Also in recent months, we Nix developers have been putting a bunch of
work into using more `openat2` and friends, and I have no doubt that we
will continue down this path (even on Windows!). We aim to be an
exemplar program for following the "always work relative to a file
descriptor" discipline. It's good for security, but also makes for code
that --- I believe --- is just more elegant and nicer to read.

----

Nearer term use case: slightly less ugly long path socket opening in
Nix:

If you look at [1] you can see a PR I've asked my coworker to draft to
improve binding and connecting code to cope with longer file paths,
something which does come up in practice when we are running multiple
tests with multiple daemons in parallel.

Now, I think it is safe to say that this code was already quite complex,
and in this patch only gets *more* complex. The current interfaces make
supporting longer paths quite annoying. (Though, once we remove the
`open` and switch to an `*at`-style interface in the wrapper (if macOS
lets us), it will get less bad.)

So the first use case would be getting something nicer than the
`/proc/self/fd/<N>` dance the linked code falls back to. It is good that
`/proc/self/fd/<N>` exists for legacy code, but it is an unergonomic way
to do file-descriptor-relative paths, and should be a fallback, never
the first choice. A real fd parameter along with a regular path pointer
would buy two concrete wins:

1. A clean, separate file descriptor parameter, the way `openat` has one
   --- rather than assembling a `/proc` path by hand.

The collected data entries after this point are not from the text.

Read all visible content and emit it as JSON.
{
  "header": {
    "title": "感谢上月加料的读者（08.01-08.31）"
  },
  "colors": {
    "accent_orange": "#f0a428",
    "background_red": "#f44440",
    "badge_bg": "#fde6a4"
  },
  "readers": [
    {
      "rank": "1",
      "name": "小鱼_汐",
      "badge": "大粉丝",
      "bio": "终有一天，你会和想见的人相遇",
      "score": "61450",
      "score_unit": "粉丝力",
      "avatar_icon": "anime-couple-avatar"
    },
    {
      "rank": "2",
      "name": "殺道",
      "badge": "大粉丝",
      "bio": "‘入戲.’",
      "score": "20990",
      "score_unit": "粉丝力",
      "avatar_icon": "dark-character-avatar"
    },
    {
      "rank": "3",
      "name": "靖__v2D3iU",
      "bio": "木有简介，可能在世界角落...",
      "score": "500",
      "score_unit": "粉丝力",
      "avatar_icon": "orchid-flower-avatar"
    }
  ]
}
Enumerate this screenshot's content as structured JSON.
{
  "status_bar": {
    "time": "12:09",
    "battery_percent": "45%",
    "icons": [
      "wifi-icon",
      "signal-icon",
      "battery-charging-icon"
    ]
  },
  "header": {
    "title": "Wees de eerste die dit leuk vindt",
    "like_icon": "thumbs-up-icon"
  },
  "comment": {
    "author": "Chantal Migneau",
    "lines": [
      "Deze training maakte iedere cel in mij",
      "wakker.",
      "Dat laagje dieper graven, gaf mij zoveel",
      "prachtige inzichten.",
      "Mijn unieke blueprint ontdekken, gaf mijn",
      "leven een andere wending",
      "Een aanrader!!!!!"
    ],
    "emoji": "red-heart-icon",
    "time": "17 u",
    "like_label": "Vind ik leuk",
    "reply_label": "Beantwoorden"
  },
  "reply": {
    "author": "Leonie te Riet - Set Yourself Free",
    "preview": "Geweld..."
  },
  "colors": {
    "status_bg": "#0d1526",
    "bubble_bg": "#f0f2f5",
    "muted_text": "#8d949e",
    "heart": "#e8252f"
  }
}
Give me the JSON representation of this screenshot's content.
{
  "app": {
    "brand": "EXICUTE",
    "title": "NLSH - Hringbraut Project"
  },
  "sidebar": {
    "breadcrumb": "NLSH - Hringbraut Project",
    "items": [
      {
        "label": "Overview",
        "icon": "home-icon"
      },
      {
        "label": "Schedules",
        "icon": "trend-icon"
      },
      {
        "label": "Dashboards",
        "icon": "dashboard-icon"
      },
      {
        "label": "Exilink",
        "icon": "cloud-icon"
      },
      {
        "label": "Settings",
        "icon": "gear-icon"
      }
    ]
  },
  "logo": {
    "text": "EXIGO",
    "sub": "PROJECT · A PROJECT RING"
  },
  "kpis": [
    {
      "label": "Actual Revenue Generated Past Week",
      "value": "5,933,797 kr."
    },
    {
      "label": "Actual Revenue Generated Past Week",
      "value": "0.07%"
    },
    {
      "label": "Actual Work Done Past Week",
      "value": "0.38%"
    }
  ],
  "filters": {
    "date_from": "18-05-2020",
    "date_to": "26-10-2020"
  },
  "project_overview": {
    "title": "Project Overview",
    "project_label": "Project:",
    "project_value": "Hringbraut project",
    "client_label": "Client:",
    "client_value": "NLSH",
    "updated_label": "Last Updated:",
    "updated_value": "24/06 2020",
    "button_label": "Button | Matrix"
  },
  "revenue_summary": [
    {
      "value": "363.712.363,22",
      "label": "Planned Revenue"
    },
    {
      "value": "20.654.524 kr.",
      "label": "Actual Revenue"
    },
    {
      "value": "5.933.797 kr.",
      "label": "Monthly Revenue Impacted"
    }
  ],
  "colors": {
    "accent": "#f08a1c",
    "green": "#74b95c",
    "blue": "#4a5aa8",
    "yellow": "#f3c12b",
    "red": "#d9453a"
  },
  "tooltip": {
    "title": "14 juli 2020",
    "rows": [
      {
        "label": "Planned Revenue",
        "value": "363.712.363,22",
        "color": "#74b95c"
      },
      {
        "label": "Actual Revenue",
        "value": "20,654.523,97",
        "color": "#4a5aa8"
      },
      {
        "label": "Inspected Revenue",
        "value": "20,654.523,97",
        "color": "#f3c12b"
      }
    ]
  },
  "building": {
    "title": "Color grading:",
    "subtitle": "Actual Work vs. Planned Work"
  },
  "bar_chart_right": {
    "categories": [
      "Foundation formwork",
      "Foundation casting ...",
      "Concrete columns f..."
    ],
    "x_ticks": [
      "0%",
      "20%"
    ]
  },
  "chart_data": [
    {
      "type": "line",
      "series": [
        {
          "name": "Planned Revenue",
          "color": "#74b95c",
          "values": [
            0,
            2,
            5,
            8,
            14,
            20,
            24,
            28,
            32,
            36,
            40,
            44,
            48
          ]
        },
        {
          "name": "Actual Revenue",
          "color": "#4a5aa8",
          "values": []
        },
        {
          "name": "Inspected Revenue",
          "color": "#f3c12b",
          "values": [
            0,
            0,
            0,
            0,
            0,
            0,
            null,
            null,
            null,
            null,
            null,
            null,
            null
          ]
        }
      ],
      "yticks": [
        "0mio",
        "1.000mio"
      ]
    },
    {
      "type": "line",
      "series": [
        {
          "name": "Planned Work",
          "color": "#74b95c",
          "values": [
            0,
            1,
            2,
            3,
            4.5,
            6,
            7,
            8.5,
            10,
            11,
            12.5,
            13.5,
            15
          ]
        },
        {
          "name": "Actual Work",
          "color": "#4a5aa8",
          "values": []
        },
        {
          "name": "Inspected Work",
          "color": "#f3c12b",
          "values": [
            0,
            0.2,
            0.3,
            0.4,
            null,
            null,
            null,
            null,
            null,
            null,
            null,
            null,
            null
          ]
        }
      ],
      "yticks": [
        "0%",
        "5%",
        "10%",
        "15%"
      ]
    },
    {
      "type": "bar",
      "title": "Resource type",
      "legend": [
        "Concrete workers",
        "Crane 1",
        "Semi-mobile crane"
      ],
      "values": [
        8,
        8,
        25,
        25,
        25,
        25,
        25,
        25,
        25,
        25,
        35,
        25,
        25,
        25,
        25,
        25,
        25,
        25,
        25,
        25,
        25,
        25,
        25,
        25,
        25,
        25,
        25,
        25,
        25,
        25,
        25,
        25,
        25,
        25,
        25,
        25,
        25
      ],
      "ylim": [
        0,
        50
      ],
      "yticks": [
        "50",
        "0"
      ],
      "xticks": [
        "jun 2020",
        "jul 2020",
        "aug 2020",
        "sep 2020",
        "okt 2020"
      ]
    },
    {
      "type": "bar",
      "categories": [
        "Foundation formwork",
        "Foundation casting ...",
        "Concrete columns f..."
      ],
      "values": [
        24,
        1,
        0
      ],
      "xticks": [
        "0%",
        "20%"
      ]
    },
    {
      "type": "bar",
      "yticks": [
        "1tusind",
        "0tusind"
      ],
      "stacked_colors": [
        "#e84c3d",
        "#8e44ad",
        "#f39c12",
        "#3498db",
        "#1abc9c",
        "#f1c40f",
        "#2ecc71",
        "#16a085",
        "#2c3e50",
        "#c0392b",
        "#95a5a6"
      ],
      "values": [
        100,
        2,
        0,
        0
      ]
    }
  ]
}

2. Normal `PATH_MAX` room for the real pathname, rather than cramming
   `/proc/self/fd/<N>` (plus any residual path after it) into the small
   `sun_path` field of `struct sockaddr_un`.

----

Longer term use case: anonymous listening sockets, avoiding advertising
sockets to potential clients using ambient authority mechanisms
altogether:

Some more background: I think this whole business of listening
unix sockets necessarily living in the file system is a bit silly, since
there is nothing to put on disk --- it's just a mechanism to communicate
to clients where they should connect. Now ostensibly, Linux agrees ---
that is why Linux's *abstract* Unix domain sockets were created. But I
really don't like this because we have just replaced one ambient
authority contraption (the root filesystem) with another (the abstract
socket name space in the network namespace). The problems with ambient
authority remain all the same (and indeed, our experience with Nix has
been that network namespace unsharing when you do want to do some
outside world network access is much more work than filesystem namespace
unsharing).

What I would really like to do is go further than what I proposed, and
separate the binding of a unix socket from the placing in the file
system.

Today, with only existing UAPIs, the closest you can get is a scratch
path you pin with `O_PATH` and immediately unlink:

    /* server */
    int lfd = socket(AF_UNIX, SOCK_STREAM | SOCK_CLOEXEC, 0);
    struct sockaddr_un a = { .sun_family = AF_UNIX };
    strcpy(a.sun_path, "/tmp/scratchXXXXXX");
    bind(lfd, (struct sockaddr *)&a, sizeof a);
    int addrfd = open(a.sun_path, O_PATH | O_CLOEXEC); /* pin the socket inode */
    unlink(a.sun_path);                                /* nameless now */
    listen(lfd, 64);

    /* client, handed `addrfd` -- but still has to *name* it, via /proc magic */
    struct sockaddr_un c = { .sun_family = AF_UNIX };
    sprintf(c.sun_path, "/proc/self/fd/%d", addrfd);
    connect(cfd, (struct sockaddr *)&c, sizeof c);

So even though I hold the socket by descriptor, I still route a pathname
(`/proc/self/fd/...`) to reach it, and I have to deal with the
`/tmp/scratchXXXXXX` proper temp file usage.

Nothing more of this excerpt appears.